The eagerness for year-end listings may signal not only the demand for cost-attractive funding sources in the city, but also an expected power struggle over the policy of moderating the rapid credit expansion on the mainland.
As we are all aware, reform of the mainland's financial market, which lies at the heart of Beijing's reform list, should embrace the eventual liberalisation of deposit rates, leaving the cost of capital to depend much on market availability.
Remarkable, in these circumstances, was a surge in deposits kept with Yu E Bao, an interest-paying investment vehicle offered by the online payment unit of Alibaba, the mainland's e-commerce giant.
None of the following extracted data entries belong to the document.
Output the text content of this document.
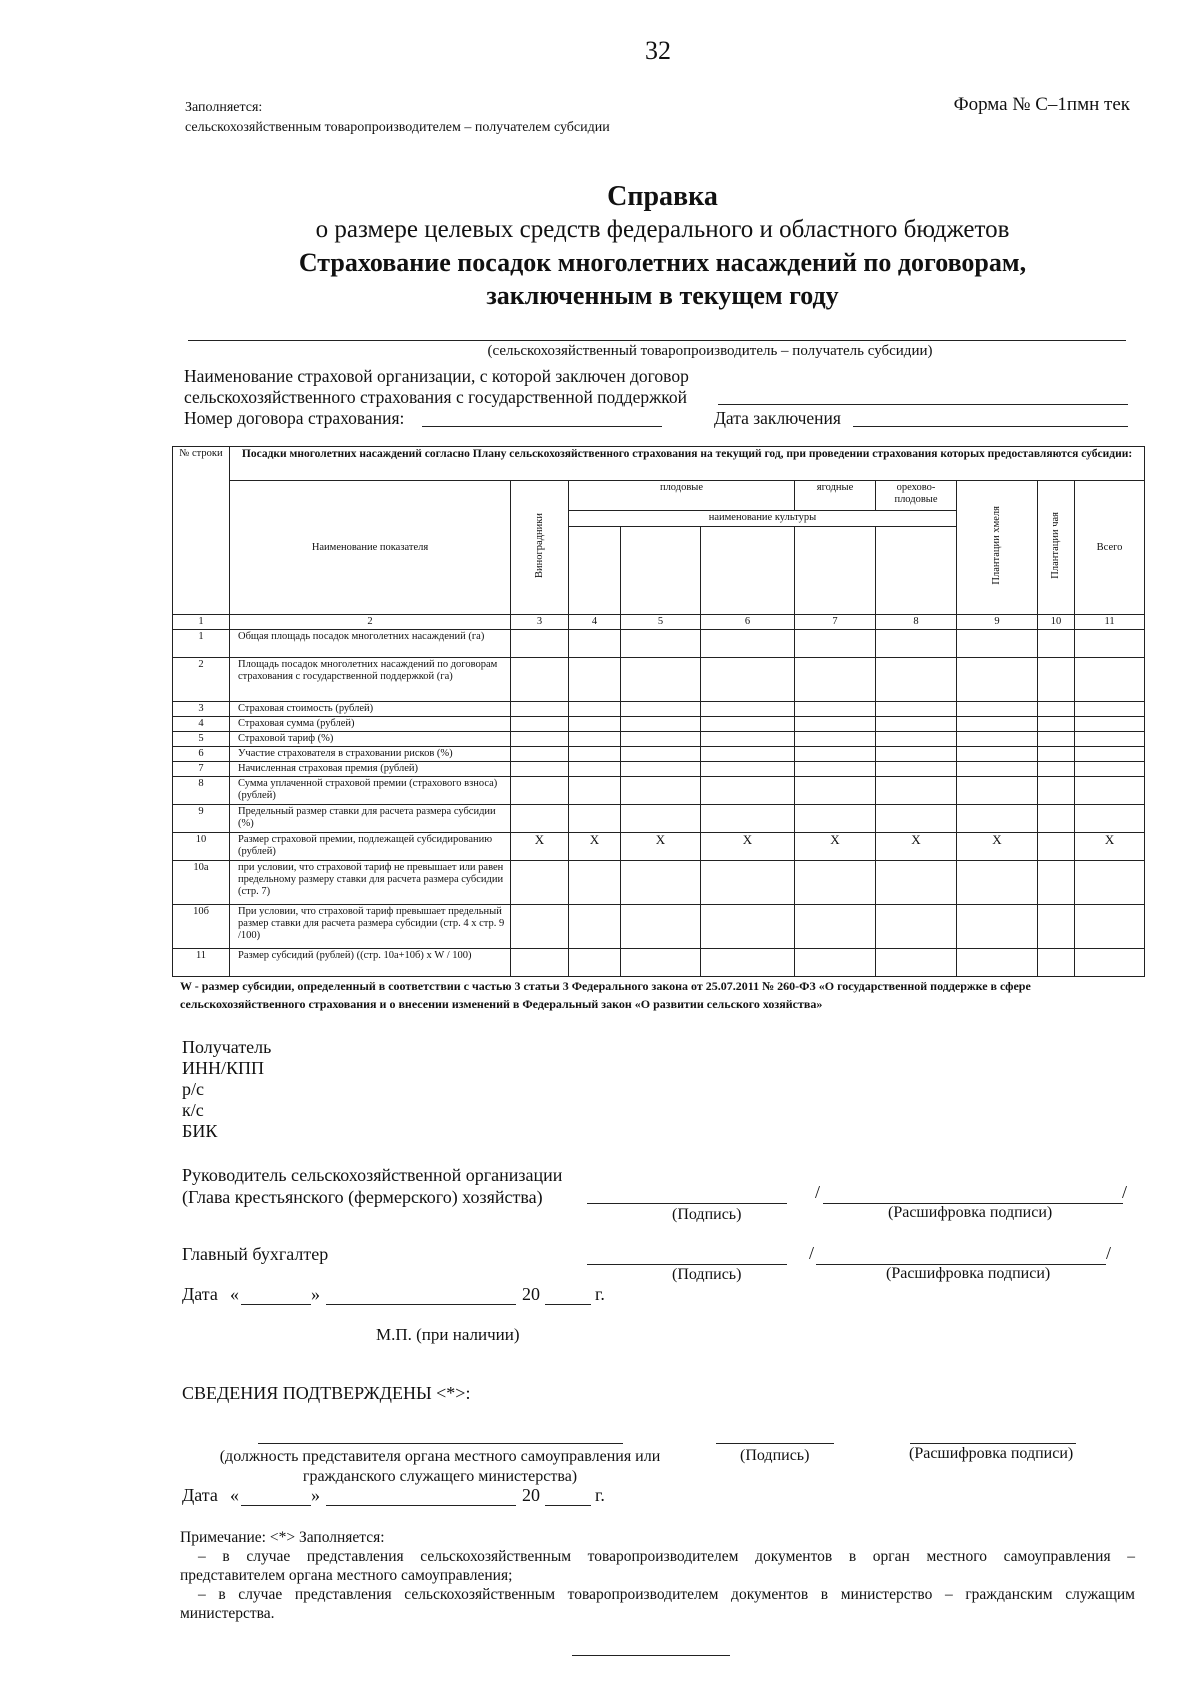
32
Заполняется:
сельскохозяйственным товаропроизводителем – получателем субсидии
Форма № С–1пмн тек
Справка
о размере целевых средств федерального и областного бюджетов
Страхование посадок многолетних насаждений по договорам,
заключенным в текущем году
(сельскохозяйственный товаропроизводитель – получатель субсидии)
Наименование страховой организации, с которой заключен договор
сельскохозяйственного страхования с государственной поддержкой
Номер договора страхования:	Дата заключения
№ строки	Посадки многолетних насаждений согласно Плану сельскохозяйственного страхования на текущий год, при проведении страхования которых предоставляются субсидии:									
	Наименование показателя	Виноградники	плодовые			ягодные	орехово-плодовые	Плантации хмеля	Плантации чая	Всего
			наименование культуры							

1	2	3	4	5	6	7	8	9	10	11
1	Общая площадь посадок многолетних насаждений (га)									
2	Площадь посадок многолетних насаждений по договорам страхования с государственной поддержкой (га)									
3	Страховая стоимость (рублей)									
4	Страховая сумма (рублей)									
5	Страховой тариф (%)									
6	Участие страхователя в страховании рисков (%)									
7	Начисленная страховая премия (рублей)									
8	Сумма уплаченной страховой премии (страхового взноса) (рублей)									
9	Предельный размер ставки для расчета размера субсидии (%)									
10	Размер страховой премии, подлежащей субсидированию (рублей)	X	X	X	X	X	X	X		X
10а	при условии, что страховой тариф не превышает или равен предельному размеру ставки для расчета размера субсидии (стр. 7)									
10б	При условии, что страховой тариф превышает предельный размер ставки для расчета размера субсидии (стр. 4 х стр. 9 /100)									
11	Размер субсидий (рублей) ((стр. 10а+10б) х W / 100)									
W - размер субсидии, определенный в соответствии с частью 3 статьи 3 Федерального закона от 25.07.2011 № 260-ФЗ «О государственной поддержке в сфере сельскохозяйственного страхования и о внесении изменений в Федеральный закон «О развитии сельского хозяйства»
Получатель
ИНН/КПП
р/с
к/с
БИК
Руководитель сельскохозяйственной организации
(Глава крестьянского (фермерского) хозяйства)	/	/
(Подпись)	(Расшифровка подписи)
Главный бухгалтер	/	/
(Подпись)	(Расшифровка подписи)
Дата «	»	20	г.
М.П. (при наличии)
СВЕДЕНИЯ ПОДТВЕРЖДЕНЫ <*>:
(должность представителя органа местного самоуправления или
гражданского служащего министерства)
(Подпись)	(Расшифровка подписи)
Дата «	»	20	г.
Примечание: <*> Заполняется:
– в случае представления сельскохозяйственным товаропроизводителем документов в орган местного самоуправления –
представителем органа местного самоуправления;
– в случае представления сельскохозяйственным товаропроизводителем документов в министерство – гражданским служащим
министерства.
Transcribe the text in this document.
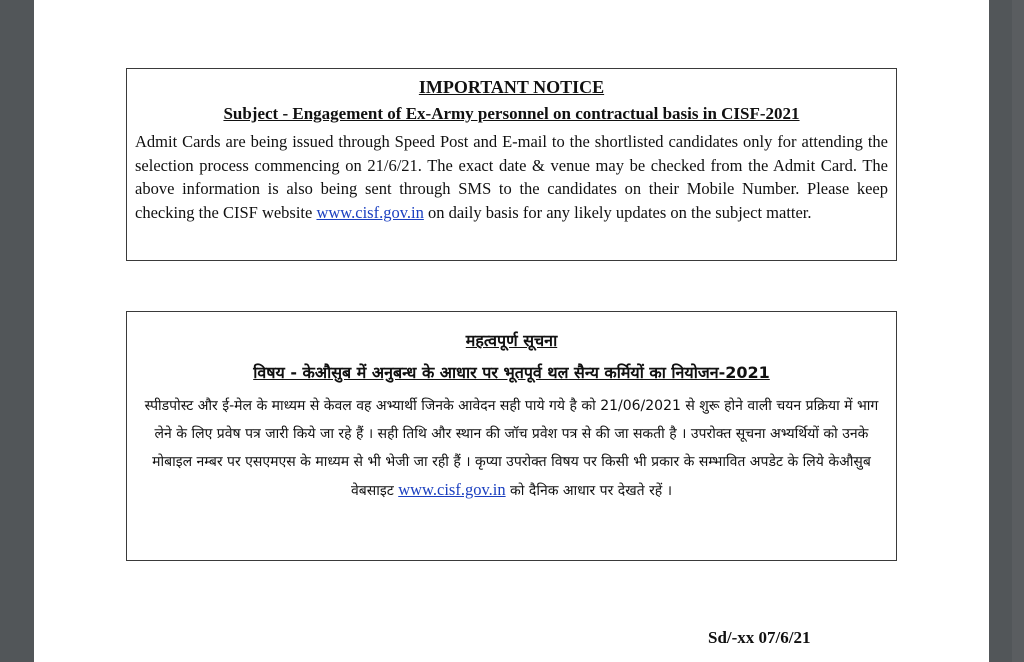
IMPORTANT NOTICE

Subject - Engagement of Ex-Army personnel on contractual basis in CISF-2021

Admit Cards are being issued through Speed Post and E-mail to the shortlisted candidates only for attending the selection process commencing on 21/6/21. The exact date & venue may be checked from the Admit Card. The above information is also being sent through SMS to the candidates on their Mobile Number. Please keep checking the CISF website www.cisf.gov.in on daily basis for any likely updates on the subject matter.

महत्वपूर्ण सूचना

विषय - केऔसुब में अनुबन्ध के आधार पर भूतपूर्व थल सैन्य कर्मियों का नियोजन-2021

स्पीडपोस्ट और ई-मेल के माध्यम से केवल वह अभ्यार्थी जिनके आवेदन सही पाये गये है को 21/06/2021 से शुरू होने वाली चयन प्रक्रिया में भाग लेने के लिए प्रवेष पत्र जारी किये जा रहे हैं । सही तिथि और स्थान की जॉच प्रवेश पत्र से की जा सकती है । उपरोक्त सूचना अभ्यर्थियों को उनके मोबाइल नम्बर पर एसएमएस के माध्यम से भी भेजी जा रही हैं । कृप्या उपरोक्त विषय पर किसी भी प्रकार के सम्भावित अपडेट के लिये केऔसुब वेबसाइट www.cisf.gov.in को दैनिक आधार पर देखते रहें ।

Sd/-xx 07/6/21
It attracted more than 100 billion yuan (HK$126.8 billion) from conventional depositors at the end of last month, up from 5.7 billion yuan at the end of June when the product was launched.
The runaway success of the money-taking service has raised much attention from banking executives and regulators, which are carefully managing the pace of financial reform together with the launch of stringent capital requirements.
A reading of the public documents of the newly listed financial institutions, including China Everbright Bank and China Cinda Asset Management, shows many are undertaking market-driven funding experiments in the hope of lessening their reliance on capital from the central bank and the Ministry of Finance, which will obviously be shaken up in the reform of the state-owned system.
The credit crunch in December was the second this year and raised queries over the funding environment in 2014. Against this background, a number of city commercial banks, including China Guangfa Bank with a sizeable credit-card business, are planning to launch initial public offerings in Hong Kong as early as next month despite a resumption of the mainland's listing market.
Battered by fears of a credit crunch, mainland stocks have fallen since early this month, wiping out the gains that followed the plenary session in November, with the benchmark Shanghai Composite Index significantly underperforming other emerging markets. The downbeat mood was extended due to the resumption of the domestic listing market as well.
For the year ahead, market participants seem to concur with the view that the United States will engineer an orderly exit from its bond-buying programme and a policy change on interest rates looks doubtful after a sluggish recovery in the labour market.